Lo stato della critica cinematografica

Un po’ come avviene nel cinema italiano, dove per i giovani registi sembra quasi più facile esordire che proseguire nella loro carriera, così anche nella critica cinematografica si vive una situazione di curiosa apertura, quasi di liberalizzazione. Le occasioni per fare critica ed esprimere il proprio pensiero critico, infatti, non mancano, anzi si moltiplicano. Almeno in apparenza, se non sono aumentati gli spazi disponibili (di certo non sono aumentati quelli della critica su quotidiani e periodici), sono però aumentate le modalità e le occasioni per fare critica, per dare e ricevere informazioni sul cinema, potenzialmente per riflettere “criticamente” sul fenomeno cinematografico: dai nuovi media (i siti telematici, le testate web, le radio locali), all’editoria specializzata, all’università, ai festival, alle rassegne tematiche, alle tante manifestazioni locali organizzate per iniziativa di enti e associazioni.

Il panorama della critica cinematografica è ormai così ampio, variegato e frammentato, nelle caratteristiche e nelle metodologie, che è quasi impossibile, e forse inutile, cercare di stilare un repertorio attendibile. Più utile certamente approfondire il tipo di evoluzione avuta negli ultimi tempi dalla professione critica, analizzare la sua trasformazione se non qualitativa, di certo quantitativa: quindi, cosa è diventata la critica cinematografica? Come è possibile farla oggi? Cosa è destinata a diventare in futuro?

Il primo dato è oggettivo. Se è diventato più facile di un tempo esercitare la funzione critica, mai la critica ha contato così poco.
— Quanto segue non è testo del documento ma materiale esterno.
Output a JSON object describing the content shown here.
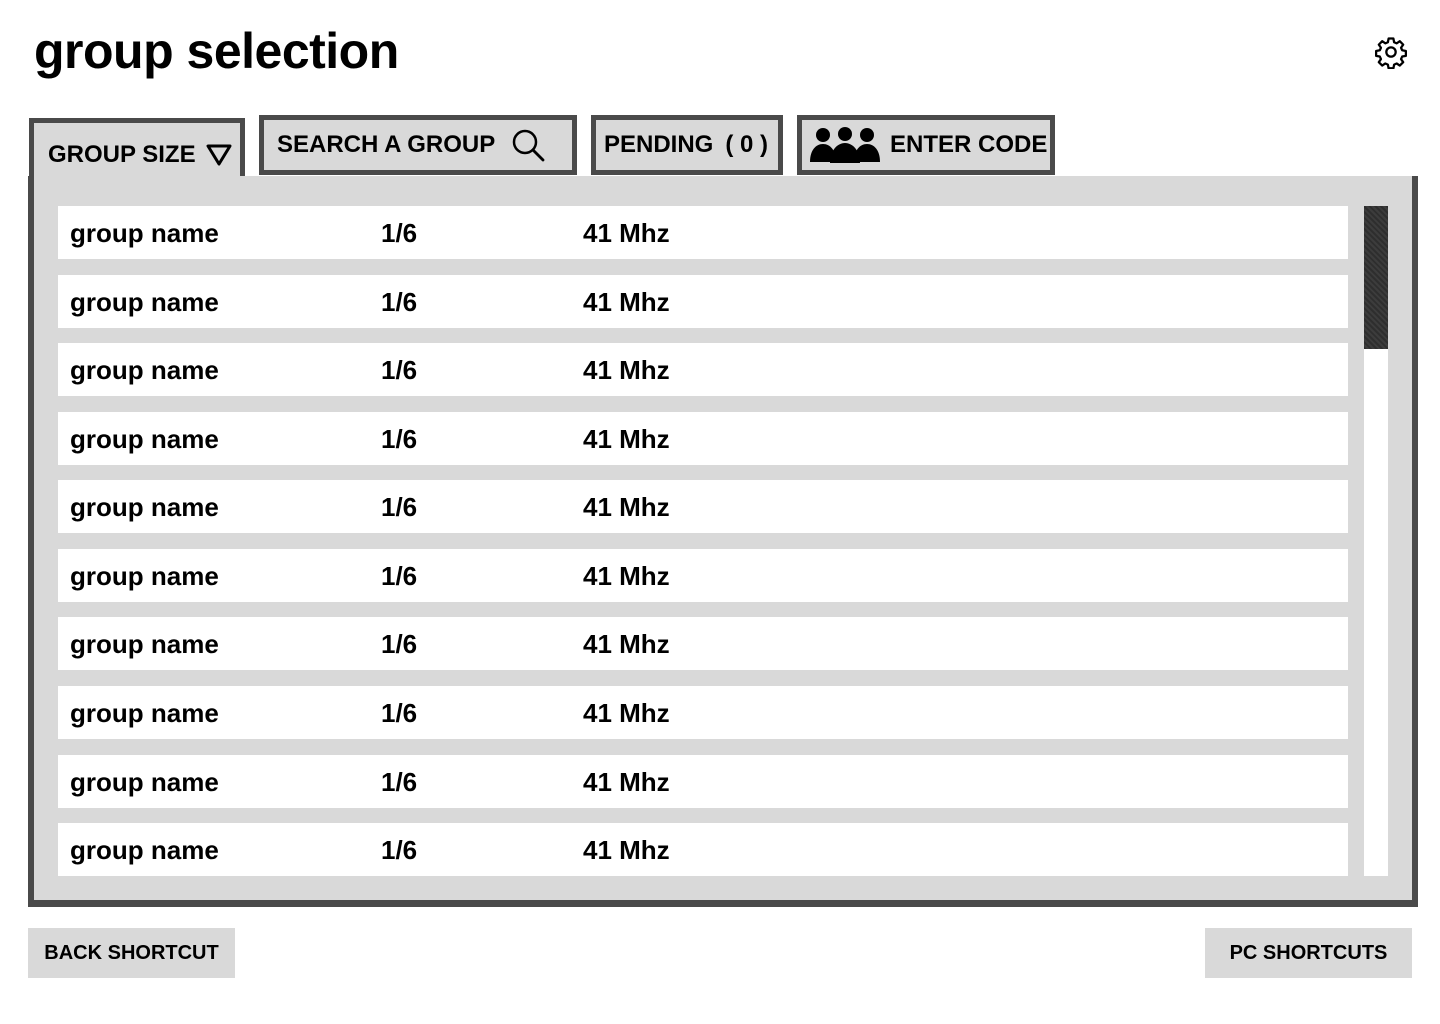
{
  "header": {
    "title": "group selection",
    "settings_icon": "gear-icon"
  },
  "tabs": {
    "group_size": {
      "label": "GROUP SIZE",
      "icon": "triangle-down-icon"
    },
    "search": {
      "label": "SEARCH A GROUP",
      "icon": "search-icon"
    },
    "pending": {
      "label": "PENDING",
      "count": "( 0 )"
    },
    "enter_code": {
      "label": "ENTER CODE",
      "icon": "group-people-icon"
    }
  },
  "groups": [
    {
      "name": "group name",
      "size": "1/6",
      "frequency": "41 Mhz"
    },
    {
      "name": "group name",
      "size": "1/6",
      "frequency": "41 Mhz"
    },
    {
      "name": "group name",
      "size": "1/6",
      "frequency": "41 Mhz"
    },
    {
      "name": "group name",
      "size": "1/6",
      "frequency": "41 Mhz"
    },
    {
      "name": "group name",
      "size": "1/6",
      "frequency": "41 Mhz"
    },
    {
      "name": "group name",
      "size": "1/6",
      "frequency": "41 Mhz"
    },
    {
      "name": "group name",
      "size": "1/6",
      "frequency": "41 Mhz"
    },
    {
      "name": "group name",
      "size": "1/6",
      "frequency": "41 Mhz"
    },
    {
      "name": "group name",
      "size": "1/6",
      "frequency": "41 Mhz"
    },
    {
      "name": "group name",
      "size": "1/6",
      "frequency": "41 Mhz"
    }
  ],
  "footer": {
    "back_label": "BACK SHORTCUT",
    "pc_label": "PC SHORTCUTS"
  },
  "colors": {
    "panel_bg": "#d9d9d9",
    "border": "#4a4a4a",
    "row_bg": "#ffffff"
  }
}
Quasi per una conseguenza inflattiva si moltiplicano gli spazi e le occasioni del fare critica, diminuiscono i momenti dell’ascolto e del confronto, si marginalizza progressivamente la funzione e l’incidenza della critica nel processo della produzione e del consumo del cinema. Mi sembra che questo sia il punto più centrale e impellente: quindi, non fare il ritratto di quello che siamo, ma cercare di vedere quello che facciamo, come lo facciamo.

Il discorso deve partire necessariamente da casa nostra, dal Sncci. Provare a fare il punto dello stato della critica cinematografica, partendo da un luogo di osservazione sicuramente significativo, come il Sncci, che è comunque un punto di riferimento importante per chi fa critica in Italia, e anche per il ruolo che svolge nei luoghi istituzionali del cinema, per le attività e le iniziative che riesce a realizzare.
Un punto di osservazione significativo, non tanto per i numeri che fornisce, e per i risultati conseguiti, che potrebbero anzi indurre ad un ottimismo ingiustificato, quanto invece per le criticità che fa emergere su come si esercita oggi la critica, e sull’incidenza reale nei processi del cinema. Più in generale, c’è per la critica il rischio di parlare nel vuoto, di non comunicare a sufficienza, di non incidere nei processi e nei fenomeni del cinema, e quindi di essere da una parte sempre più marginalizzati nella struttura della comunicazione cinematografica, dall’altra di essere sempre più relegati in un ruolo in gran parte autoreferenziale. Ovvero il massimo dell’appiattimento, o il massimo della specializzazione. L’omologazione o la riserva indiana. Insomma, da una parte aumenta, o sembra aumentare, l’interesse per la critica (adesioni al sindacato, richieste di collaborazione alle riviste, partecipazione alle facoltà universitarie, editoria), dall’altra diminuisce drammaticamente il peso della critica. Una vera schizofrenia, una patologia. Basta guardarsi in giro per capirlo: basta leggere i giornali, basta guardare la televisione.